Men’s shoes, in particular, could be a new and significant growth opportunity at the firm, its execs said.
Jones CEO Wesley Card told Footwear News last Wednesday: “[Footwear] is the growth vehicle … both domestically and internationally, [unlike] American sportswear and other categories that don’t translate with the same ease internationally. We’re positive about the business, and we have good momentum with our brands as we enter 2013.”
Richard Dickson, president and CEO of branded businesses at Jones, called out footwear brands Nine West, Rachel Roy, Stuart Weitzman and Brian Atwood as standout performers in the quarter. And Kurt Geiger, which opened its third U.S. store earlier this month in New York, is also a growth driver, he added.
“We’re very excited about the U.S. expansion for Kurt Geiger, and we’re working to solidify the wholesale business here,” said Dickson, adding that the firm is searching for suitable retail locations in Miami, Chicago and Dallas.
“We’ve had a really great percentage of our Geiger business come from the men’s piece,” he told FN. “We’re getting early reads that there’s a big opportunity for us to have a strong men’s business there. And within the group’s footwear portfolio, that would be a new and exciting piece of our business.”
Nine West will be a key component of the company’s evolving digital strategy for 2013, as the brand’s online store will be revamped to drive e-commerce sales.
For the fourth quarter ended Dec. 31, Jones improved its operating performance, earning an adjusted 14 cents a share, besting analysts’ estimates by 5 cents.
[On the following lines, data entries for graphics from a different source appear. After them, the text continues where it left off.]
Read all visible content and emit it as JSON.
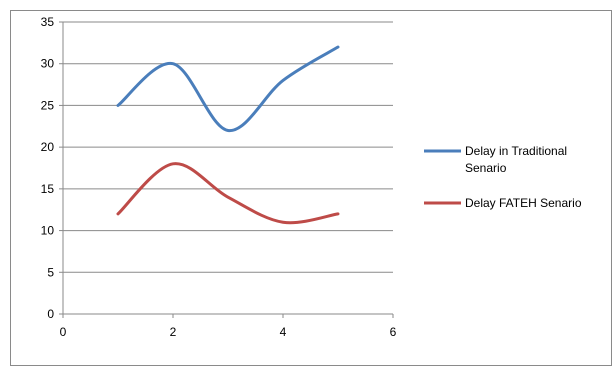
{
  "chart_data": {
    "type": "line",
    "title": "",
    "xlabel": "",
    "ylabel": "",
    "xlim": [
      0,
      6
    ],
    "ylim": [
      0,
      35
    ],
    "x_ticks": [
      0,
      2,
      4,
      6
    ],
    "y_ticks": [
      0,
      5,
      10,
      15,
      20,
      25,
      30,
      35
    ],
    "grid": "horizontal",
    "smooth": true,
    "legend_position": "right",
    "series": [
      {
        "name": "Delay in Traditional Senario",
        "name_lines": [
          "Delay in Traditional",
          "Senario"
        ],
        "color": "#4a7ebb",
        "x": [
          1,
          2,
          3,
          4,
          5
        ],
        "y": [
          25,
          30,
          22,
          28,
          32
        ]
      },
      {
        "name": "Delay FATEH Senario",
        "name_lines": [
          "Delay FATEH Senario"
        ],
        "color": "#be4b48",
        "x": [
          1,
          2,
          3,
          4,
          5
        ],
        "y": [
          12,
          18,
          14,
          11,
          12
        ]
      }
    ]
  }
}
However, net losses attributable to Jones widened to $80.3 million, or $1.06 a diluted share, from $21.1 million, or 27 cents, a year earlier.
Revenues for the three months rose 8.8 percent to $971.9 million, from $893.6 million.
Domestic wholesale footwear and accessories and denim were Jones’ best performers, while its structured sportswear business and retail channels remained more challenging and promotional, the firm said.
For the full year, Jones’ net losses totaled $56.1 million, or 72 cents a share, compared with a net income of $50.7 million, or 61 cents, in 2011. Revenues inched up 0.3 percent to $3.8 billion from $3.79 billion.
Jones ended the year with $149.6 million in cash and $955.7 million in debt, and executives said it is approaching its 2013 inventory commitments with conservatism, consistent with 2012.
Card noted, “I’m cautious just because of the political and economic environment. It’s unclear how that’s going to play out for the year. I’m hopeful we continue to register steady improvement because the consumer has been very resilient, and we’re hopeful about that.”